STYLE, NOT SUBSTANCE
What Layton has done in reviving the federal NDP is all about style rather than substance. He has given the party a hipper, more urban, and more environmentally-friendly feel. He has cleverly managed to garner increased media attention for a party that had pretty much fallen off of public radar screens. What he has not done, however, is move the party to the left, or link it organically to social movement activists. At the end of the day, Layton has left us with pretty much the same uninspiring left-liberal or social democratic platform, but one that is more skillfully packaged and promoted. While many on the left will still vote NDP, we should harbour no illusions that this will advance the struggle for socialism.

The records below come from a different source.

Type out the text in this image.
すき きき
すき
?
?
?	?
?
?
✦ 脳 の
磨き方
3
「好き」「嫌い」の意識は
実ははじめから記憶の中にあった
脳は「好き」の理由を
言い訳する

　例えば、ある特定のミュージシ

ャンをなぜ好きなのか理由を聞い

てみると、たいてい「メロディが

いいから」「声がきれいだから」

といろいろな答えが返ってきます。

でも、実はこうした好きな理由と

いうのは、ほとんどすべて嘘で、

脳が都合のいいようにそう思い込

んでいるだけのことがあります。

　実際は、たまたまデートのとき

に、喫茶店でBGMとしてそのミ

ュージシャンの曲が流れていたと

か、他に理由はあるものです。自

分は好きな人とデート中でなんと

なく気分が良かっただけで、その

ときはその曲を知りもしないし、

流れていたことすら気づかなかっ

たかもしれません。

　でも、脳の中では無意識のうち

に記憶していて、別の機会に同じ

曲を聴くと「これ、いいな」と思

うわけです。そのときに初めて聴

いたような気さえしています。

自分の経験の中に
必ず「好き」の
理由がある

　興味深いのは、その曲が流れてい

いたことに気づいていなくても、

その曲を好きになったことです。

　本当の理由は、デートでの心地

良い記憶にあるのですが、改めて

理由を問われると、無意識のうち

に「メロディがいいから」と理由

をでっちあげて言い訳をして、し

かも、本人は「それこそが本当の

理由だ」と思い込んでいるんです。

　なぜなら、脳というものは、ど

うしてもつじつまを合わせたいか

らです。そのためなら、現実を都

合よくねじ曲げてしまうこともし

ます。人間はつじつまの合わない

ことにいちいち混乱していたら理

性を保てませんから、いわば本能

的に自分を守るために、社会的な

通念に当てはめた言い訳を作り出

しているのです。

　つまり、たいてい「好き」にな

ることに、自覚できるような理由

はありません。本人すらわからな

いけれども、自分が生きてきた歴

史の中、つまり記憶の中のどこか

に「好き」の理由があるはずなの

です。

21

So, where does all this leave the socialist left, especially once the campaign is over?
To begin with, it leaves us outside the NDP. If we are serious about the task of building anti-capitalist politics and organization, this can only mean developing groups and networks that are independent of the NDP. Anti-capitalist politics and activism have no place in the NDP: they are not practiced, promoted or even discussed by the party.
At the same time, the radical left also needs to take stock of where it is at. Our forces are so weak and scattered that it was not possible to even imagine a common campaign conducted in most major cities during the election – around, say, housing, North American missile defence or racism and immigration. Yet precisely such a campaign should be among the objectives of the socialist left today. Not only could it allow anti-capitalists to make contact with thousands of people; a joint campaign could also help foster collaboration and networking among socialists in different parts of the Canadian state, thereby laying the basis for a more unified and effective movement of the left.
REBUILDING THE LEFT
The Rebuilding the Left project of several years ago represented an attempt to move in that direction. From the beginning, it was plagued by internal differences and tensions that seemed manageable – even necessary and healthy to a diverse left – in the context of the new political radicalization that characterized the days of mass protests from Seattle to Quebec City. But once the political fallout and massive retreat of the left in North America took place after 9/11, political horizons contracted, those divisions became especially sharp and the project unsustainable. The second effort to launch a new project of the left, the New Politics Initiative, also came to naught in the end (as Nathan Rao argues elsewhere in this issue).
As the radical left surveys the political terrain in the aftermath of the election, it will have to think long and hard not only about how to sustain militant activism, but also about what would be required to begin anew the process of regrouping radical forces into a vibrant, sustainable and growing movement of the left.